Another legal impediment is the requirement in some states that patients must visit with a primary care provider face-to-face before being allowed to dial in to a video conference or web chat.  This rule is designed to foster better relationships between patients and providers, but may also limit participation for patients who are considering telehealth precisely because they cannot travel to a provider’s office.

Inadequate health IT and broadband internet infrastructure

While it may seem hard to believe for patients and providers used to the tech-savvy comforts of urbanized areas, much of the country still suffers with slow and unreliable internet connections.  In 2013, the FCC announced a $400 million annual investment in rural telemedicine that includes funding to strengthen broadband connections, but states such as Kentucky, Virginia, and Mississippi continue to face internet access challenges for their most rural residents.

“Connecting people to the health and care services they need is the true promise of broadband,” said FCC Chairwoman Mignon Clyburn during a visit to Mississippi, where she praised the state’s efforts to increase access to mobile health for diabetes patients.

Telehealth does not always reach the patients who seem most likely to benefit from it, either.  A 2013 study found that more urban wealthy than rural poor are engaging in remote consults, while socioeconomic disparities that limit smartphone adoption are leaving other patients out of the loop.  A Pew Internet poll from 2013 found that 44% of Americans still lacked access to smartphones.  Many of those patients were elderly, low-income, or had lower levels of education, and may be more likely to lack regular access to healthcare.

Limited reimbursement opportunities for providers

Even though a majority of patients are eager to embrace telehealth, 41% of providers say that they don’t get adequately reimbursed for the time and effort they spend to provide remote care.  More and more states are passing parity laws that require payers to reimburse for telehealth at the same rate as in-person consults for comparable services, but telehealth advocates believe there is much more work to be done, especially at CMS.

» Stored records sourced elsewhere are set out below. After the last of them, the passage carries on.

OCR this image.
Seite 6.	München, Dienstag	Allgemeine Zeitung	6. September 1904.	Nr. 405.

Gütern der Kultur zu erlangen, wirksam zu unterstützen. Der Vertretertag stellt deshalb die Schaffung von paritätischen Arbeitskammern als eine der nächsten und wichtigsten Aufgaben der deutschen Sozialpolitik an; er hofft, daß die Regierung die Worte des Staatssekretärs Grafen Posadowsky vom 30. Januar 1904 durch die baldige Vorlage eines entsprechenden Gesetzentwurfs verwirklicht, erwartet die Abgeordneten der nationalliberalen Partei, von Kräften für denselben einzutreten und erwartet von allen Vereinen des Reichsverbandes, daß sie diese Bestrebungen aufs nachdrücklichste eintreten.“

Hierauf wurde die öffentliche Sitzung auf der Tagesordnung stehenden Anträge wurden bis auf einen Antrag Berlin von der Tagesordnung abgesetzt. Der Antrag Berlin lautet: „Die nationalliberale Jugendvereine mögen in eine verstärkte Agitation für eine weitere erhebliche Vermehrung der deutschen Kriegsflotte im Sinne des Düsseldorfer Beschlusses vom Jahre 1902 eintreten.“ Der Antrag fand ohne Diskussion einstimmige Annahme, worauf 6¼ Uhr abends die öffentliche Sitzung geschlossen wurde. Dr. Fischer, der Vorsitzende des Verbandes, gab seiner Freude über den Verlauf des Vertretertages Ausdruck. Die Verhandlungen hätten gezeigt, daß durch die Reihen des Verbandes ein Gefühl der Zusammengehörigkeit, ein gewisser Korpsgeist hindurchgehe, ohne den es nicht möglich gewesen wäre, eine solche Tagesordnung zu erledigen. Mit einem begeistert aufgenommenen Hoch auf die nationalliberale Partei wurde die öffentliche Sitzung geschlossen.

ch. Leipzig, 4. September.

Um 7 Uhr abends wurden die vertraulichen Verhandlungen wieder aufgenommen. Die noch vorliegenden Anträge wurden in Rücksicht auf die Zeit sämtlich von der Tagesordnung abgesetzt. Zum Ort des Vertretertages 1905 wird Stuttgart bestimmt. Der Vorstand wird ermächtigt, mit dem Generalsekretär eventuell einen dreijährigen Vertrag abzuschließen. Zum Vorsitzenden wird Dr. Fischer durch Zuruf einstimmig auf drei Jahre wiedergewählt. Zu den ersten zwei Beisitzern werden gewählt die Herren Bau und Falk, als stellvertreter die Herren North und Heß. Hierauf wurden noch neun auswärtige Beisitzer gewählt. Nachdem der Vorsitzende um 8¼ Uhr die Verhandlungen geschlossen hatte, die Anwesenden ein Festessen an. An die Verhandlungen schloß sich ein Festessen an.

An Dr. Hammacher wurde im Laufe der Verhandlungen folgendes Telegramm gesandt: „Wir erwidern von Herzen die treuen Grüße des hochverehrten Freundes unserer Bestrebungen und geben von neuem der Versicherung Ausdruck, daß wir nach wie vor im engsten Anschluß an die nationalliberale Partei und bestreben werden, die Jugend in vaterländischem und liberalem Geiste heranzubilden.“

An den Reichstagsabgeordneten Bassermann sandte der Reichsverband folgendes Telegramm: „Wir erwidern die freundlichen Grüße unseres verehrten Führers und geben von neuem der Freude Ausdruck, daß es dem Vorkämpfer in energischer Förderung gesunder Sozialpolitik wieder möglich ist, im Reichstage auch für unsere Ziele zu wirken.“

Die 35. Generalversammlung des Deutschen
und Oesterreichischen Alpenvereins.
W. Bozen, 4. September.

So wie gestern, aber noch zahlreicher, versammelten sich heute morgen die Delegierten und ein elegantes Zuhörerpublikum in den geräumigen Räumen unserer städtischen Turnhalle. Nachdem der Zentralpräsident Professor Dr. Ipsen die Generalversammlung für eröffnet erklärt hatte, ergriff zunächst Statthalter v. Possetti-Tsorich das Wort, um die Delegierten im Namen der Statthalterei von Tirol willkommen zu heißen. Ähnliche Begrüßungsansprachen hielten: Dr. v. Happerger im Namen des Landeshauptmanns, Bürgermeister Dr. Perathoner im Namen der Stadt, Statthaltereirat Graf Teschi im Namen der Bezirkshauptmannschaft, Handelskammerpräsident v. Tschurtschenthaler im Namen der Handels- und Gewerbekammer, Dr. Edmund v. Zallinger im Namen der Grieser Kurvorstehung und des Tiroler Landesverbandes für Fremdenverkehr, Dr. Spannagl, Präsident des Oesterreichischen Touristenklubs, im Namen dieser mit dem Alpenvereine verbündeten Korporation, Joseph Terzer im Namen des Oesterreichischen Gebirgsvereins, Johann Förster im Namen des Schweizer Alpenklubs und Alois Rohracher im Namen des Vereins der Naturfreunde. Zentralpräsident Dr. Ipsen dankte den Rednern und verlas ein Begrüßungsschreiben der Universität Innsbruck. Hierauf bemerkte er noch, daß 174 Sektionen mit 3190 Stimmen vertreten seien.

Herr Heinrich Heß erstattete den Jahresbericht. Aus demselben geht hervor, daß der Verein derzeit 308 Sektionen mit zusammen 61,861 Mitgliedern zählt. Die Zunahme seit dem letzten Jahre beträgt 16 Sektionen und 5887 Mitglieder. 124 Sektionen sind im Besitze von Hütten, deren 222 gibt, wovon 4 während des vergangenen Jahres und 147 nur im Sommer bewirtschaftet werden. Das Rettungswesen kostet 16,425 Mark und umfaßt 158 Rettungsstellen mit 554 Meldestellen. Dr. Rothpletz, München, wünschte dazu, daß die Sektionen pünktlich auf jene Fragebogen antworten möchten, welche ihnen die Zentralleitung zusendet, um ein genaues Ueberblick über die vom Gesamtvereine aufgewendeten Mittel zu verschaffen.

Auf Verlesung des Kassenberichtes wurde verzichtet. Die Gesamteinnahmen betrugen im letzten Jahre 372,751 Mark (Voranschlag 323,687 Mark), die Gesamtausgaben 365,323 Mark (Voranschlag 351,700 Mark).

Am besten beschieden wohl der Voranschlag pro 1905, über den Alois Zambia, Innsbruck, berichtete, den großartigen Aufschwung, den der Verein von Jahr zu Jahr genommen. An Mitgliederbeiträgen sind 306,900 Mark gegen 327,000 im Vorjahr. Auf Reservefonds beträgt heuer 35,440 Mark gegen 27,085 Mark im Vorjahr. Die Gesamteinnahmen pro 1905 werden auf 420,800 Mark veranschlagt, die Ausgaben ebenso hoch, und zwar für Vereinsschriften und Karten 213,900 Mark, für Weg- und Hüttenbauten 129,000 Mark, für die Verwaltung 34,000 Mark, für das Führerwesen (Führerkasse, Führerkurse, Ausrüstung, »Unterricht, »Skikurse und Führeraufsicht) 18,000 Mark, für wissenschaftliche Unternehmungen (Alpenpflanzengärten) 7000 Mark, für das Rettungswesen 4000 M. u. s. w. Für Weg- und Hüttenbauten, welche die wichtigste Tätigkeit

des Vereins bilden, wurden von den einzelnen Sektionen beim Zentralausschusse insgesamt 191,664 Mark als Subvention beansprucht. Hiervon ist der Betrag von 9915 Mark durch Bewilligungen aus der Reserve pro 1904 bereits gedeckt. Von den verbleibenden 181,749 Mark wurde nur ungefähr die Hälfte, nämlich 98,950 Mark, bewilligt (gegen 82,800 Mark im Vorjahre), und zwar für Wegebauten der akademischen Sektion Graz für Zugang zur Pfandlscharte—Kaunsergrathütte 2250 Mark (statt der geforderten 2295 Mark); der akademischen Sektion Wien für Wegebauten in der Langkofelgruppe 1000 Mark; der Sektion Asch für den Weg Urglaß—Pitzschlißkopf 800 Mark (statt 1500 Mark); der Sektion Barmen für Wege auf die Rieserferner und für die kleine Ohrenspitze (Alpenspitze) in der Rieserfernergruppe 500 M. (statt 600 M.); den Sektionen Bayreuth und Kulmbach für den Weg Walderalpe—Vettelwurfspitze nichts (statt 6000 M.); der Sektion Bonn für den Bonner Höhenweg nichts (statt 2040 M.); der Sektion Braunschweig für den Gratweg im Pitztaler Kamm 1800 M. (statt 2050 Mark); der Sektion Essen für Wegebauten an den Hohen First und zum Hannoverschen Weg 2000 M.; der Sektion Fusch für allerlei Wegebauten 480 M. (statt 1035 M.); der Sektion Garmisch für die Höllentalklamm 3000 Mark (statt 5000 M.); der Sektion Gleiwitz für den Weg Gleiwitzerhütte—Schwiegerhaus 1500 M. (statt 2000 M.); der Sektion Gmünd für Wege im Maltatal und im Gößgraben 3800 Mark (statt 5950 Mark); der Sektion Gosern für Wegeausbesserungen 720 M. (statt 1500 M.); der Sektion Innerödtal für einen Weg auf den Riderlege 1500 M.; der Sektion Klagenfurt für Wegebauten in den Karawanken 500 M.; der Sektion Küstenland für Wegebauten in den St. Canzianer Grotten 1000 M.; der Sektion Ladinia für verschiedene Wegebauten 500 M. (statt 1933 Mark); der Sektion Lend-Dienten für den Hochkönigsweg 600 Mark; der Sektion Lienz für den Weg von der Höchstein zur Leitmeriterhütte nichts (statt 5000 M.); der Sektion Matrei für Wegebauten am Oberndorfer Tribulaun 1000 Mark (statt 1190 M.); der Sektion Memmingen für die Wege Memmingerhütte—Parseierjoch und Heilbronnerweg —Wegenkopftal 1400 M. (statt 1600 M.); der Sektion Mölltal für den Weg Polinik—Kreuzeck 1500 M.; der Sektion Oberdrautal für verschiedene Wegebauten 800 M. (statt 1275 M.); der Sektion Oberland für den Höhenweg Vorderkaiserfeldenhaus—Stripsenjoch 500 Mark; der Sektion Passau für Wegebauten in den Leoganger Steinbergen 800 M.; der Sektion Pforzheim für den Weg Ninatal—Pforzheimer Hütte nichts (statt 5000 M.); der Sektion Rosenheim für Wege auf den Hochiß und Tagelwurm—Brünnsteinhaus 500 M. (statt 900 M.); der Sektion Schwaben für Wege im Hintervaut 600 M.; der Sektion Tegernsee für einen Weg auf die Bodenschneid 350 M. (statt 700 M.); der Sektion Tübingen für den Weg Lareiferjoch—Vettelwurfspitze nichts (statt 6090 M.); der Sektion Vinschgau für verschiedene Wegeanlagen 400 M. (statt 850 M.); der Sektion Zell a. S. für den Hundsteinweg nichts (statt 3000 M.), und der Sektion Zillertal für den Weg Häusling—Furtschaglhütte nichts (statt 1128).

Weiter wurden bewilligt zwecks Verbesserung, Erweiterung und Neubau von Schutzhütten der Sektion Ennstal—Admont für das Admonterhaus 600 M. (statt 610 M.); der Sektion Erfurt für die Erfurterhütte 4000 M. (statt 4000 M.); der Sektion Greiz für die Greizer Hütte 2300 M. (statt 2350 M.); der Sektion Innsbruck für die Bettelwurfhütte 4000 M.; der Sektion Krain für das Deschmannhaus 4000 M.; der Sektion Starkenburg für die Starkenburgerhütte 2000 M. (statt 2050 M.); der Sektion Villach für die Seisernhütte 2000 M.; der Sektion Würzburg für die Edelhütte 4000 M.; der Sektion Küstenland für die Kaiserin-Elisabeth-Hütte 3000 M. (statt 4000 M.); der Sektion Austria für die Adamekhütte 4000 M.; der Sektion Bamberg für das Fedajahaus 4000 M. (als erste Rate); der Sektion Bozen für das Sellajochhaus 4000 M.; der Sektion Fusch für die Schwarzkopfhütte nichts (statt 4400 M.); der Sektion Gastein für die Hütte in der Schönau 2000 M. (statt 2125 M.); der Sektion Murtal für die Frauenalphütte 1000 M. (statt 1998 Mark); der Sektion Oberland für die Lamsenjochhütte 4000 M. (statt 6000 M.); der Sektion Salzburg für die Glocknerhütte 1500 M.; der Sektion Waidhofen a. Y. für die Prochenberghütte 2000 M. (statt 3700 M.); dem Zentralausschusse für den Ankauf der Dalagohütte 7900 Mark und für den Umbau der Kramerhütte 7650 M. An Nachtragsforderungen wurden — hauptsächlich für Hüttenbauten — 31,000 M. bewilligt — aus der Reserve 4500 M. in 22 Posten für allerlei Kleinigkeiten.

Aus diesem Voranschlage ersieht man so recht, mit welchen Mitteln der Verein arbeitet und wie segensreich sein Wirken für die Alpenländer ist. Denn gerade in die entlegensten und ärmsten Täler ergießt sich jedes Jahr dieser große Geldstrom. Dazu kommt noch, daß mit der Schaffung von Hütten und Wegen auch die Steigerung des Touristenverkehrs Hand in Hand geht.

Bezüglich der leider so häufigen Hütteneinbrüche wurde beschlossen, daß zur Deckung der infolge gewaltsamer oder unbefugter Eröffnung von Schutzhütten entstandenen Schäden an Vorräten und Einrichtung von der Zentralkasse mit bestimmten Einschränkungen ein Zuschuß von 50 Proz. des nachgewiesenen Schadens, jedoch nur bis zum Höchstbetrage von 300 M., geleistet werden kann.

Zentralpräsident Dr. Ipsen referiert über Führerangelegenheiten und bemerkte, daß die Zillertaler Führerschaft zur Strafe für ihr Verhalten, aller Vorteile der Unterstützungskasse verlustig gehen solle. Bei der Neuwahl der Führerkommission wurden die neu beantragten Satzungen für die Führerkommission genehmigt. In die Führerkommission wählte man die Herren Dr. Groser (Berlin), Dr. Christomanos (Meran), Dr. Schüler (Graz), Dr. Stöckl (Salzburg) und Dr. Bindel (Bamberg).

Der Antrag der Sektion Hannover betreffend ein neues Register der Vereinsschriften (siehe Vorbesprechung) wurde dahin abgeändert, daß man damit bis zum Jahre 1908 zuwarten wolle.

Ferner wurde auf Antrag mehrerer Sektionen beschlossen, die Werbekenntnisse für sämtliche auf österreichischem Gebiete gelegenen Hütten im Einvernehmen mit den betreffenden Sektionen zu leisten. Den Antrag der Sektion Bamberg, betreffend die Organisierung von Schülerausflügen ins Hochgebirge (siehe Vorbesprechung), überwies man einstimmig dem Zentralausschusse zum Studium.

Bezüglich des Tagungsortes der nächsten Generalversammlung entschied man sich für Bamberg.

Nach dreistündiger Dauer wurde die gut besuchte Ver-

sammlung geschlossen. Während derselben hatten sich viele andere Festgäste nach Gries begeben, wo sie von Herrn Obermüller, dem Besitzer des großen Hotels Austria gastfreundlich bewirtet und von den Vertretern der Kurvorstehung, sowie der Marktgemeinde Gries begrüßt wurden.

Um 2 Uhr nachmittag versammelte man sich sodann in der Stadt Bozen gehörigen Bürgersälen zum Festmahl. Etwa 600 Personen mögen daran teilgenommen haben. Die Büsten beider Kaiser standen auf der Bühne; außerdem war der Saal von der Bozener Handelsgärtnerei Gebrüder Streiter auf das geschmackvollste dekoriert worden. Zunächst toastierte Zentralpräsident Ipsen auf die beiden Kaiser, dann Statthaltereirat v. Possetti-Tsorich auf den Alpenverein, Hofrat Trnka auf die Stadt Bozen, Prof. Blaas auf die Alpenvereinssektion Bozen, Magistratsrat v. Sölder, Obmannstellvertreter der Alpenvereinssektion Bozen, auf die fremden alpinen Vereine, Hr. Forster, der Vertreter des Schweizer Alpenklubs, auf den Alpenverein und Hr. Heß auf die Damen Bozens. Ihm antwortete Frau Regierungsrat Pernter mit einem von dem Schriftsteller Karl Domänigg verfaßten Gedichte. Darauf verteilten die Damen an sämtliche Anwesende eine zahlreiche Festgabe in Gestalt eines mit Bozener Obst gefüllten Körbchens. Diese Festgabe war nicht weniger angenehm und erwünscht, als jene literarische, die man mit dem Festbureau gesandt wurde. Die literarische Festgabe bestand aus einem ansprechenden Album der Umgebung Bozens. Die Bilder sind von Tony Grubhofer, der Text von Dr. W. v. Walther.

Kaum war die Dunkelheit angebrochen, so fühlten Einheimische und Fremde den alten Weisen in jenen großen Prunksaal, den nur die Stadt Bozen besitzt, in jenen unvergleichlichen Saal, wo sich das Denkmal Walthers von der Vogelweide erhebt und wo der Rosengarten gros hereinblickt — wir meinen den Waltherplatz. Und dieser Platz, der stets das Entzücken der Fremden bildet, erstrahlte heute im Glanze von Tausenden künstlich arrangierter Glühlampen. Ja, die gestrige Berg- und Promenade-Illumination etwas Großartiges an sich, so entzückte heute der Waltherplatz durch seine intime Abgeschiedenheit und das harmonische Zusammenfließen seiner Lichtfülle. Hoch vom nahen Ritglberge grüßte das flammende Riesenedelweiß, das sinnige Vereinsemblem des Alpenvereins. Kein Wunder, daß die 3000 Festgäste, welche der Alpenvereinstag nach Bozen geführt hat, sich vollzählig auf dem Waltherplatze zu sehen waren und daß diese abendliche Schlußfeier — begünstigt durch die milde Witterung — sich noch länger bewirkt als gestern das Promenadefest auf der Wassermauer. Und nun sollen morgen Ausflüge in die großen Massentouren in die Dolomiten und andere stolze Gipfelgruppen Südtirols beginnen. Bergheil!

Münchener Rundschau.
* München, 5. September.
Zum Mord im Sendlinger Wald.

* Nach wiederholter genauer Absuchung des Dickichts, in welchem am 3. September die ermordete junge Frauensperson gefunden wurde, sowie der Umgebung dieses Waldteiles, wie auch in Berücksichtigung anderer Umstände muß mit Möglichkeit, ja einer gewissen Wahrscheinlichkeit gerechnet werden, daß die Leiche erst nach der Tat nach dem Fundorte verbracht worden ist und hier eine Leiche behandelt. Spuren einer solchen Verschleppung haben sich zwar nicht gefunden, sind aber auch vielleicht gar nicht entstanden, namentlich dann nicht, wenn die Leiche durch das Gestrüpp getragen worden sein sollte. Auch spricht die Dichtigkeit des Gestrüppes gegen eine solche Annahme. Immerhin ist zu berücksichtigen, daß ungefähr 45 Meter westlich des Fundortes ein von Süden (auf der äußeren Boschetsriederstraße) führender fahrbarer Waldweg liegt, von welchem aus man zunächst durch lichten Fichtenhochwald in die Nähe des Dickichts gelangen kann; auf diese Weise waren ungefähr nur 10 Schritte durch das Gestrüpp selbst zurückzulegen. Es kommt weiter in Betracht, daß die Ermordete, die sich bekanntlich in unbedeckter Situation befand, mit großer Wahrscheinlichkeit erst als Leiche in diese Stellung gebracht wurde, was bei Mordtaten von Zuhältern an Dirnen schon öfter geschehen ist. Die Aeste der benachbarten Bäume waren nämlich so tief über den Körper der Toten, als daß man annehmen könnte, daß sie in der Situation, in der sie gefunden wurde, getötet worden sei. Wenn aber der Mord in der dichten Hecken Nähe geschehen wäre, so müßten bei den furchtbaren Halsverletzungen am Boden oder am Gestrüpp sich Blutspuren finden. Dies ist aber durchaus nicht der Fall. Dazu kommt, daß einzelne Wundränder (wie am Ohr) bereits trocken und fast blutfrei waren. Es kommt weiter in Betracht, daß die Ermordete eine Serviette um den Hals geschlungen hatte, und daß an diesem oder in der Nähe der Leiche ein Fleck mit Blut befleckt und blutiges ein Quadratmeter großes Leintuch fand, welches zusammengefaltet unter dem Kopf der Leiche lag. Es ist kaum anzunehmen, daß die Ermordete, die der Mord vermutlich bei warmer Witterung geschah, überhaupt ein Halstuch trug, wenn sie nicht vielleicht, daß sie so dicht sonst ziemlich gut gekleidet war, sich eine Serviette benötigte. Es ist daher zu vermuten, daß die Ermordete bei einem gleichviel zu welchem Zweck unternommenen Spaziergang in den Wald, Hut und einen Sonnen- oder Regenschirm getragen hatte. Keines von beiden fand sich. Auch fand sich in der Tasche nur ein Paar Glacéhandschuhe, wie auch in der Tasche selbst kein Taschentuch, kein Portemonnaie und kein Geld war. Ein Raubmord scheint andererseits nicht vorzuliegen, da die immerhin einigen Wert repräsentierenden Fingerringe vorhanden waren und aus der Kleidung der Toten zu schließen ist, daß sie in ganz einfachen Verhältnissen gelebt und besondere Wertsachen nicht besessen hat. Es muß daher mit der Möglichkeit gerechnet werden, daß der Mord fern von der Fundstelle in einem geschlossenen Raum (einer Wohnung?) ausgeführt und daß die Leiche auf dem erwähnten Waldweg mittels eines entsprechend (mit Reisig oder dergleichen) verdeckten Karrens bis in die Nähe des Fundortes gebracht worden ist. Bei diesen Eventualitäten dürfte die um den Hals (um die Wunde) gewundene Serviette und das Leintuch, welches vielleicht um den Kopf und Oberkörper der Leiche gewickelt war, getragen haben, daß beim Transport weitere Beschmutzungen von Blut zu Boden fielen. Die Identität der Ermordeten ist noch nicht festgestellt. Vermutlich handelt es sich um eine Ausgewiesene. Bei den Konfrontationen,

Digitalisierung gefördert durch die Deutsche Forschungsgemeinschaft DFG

“The number of Medicare beneficiaries accessing telehealth is miniscule.  According to CMS data analyzed by the Center for Telehealth and eHealth Law, in 2011, CMS spent less than $5 million on telehealth services for seniors,” said Krista Drobac, Executive Director of the Alliance for Connected Care and Partner at Sirona Strategies in an article in the American Journal of Managed Care. “This is out of an overall budget of more than $500 billion.”

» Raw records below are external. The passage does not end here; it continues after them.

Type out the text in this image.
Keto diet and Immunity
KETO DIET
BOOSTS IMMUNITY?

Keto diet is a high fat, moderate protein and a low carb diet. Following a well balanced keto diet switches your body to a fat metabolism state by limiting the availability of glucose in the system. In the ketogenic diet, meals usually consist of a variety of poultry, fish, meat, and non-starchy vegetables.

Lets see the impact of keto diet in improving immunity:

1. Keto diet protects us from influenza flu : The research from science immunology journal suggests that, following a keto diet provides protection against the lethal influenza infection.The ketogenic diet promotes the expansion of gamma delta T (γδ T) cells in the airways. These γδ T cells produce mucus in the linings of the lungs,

The American Hospital Association recently asked Congress to expand Medicare coverage for telehealth services in an effort to reach more urban patients and improve the ability of all seniors to access remote care.

“Despite recent expansions in covered services, Medicare is behind the private sector and many state Medicaid programs in promoting telehealth,” wrote AHA Executive Vice President Rick Pollack.  “Given the growing body of evidence that telehealth increases quality, improves patient satisfaction and reduces costs, we believe a more global approach to expanding Medicare coverage of telehealth is warranted.”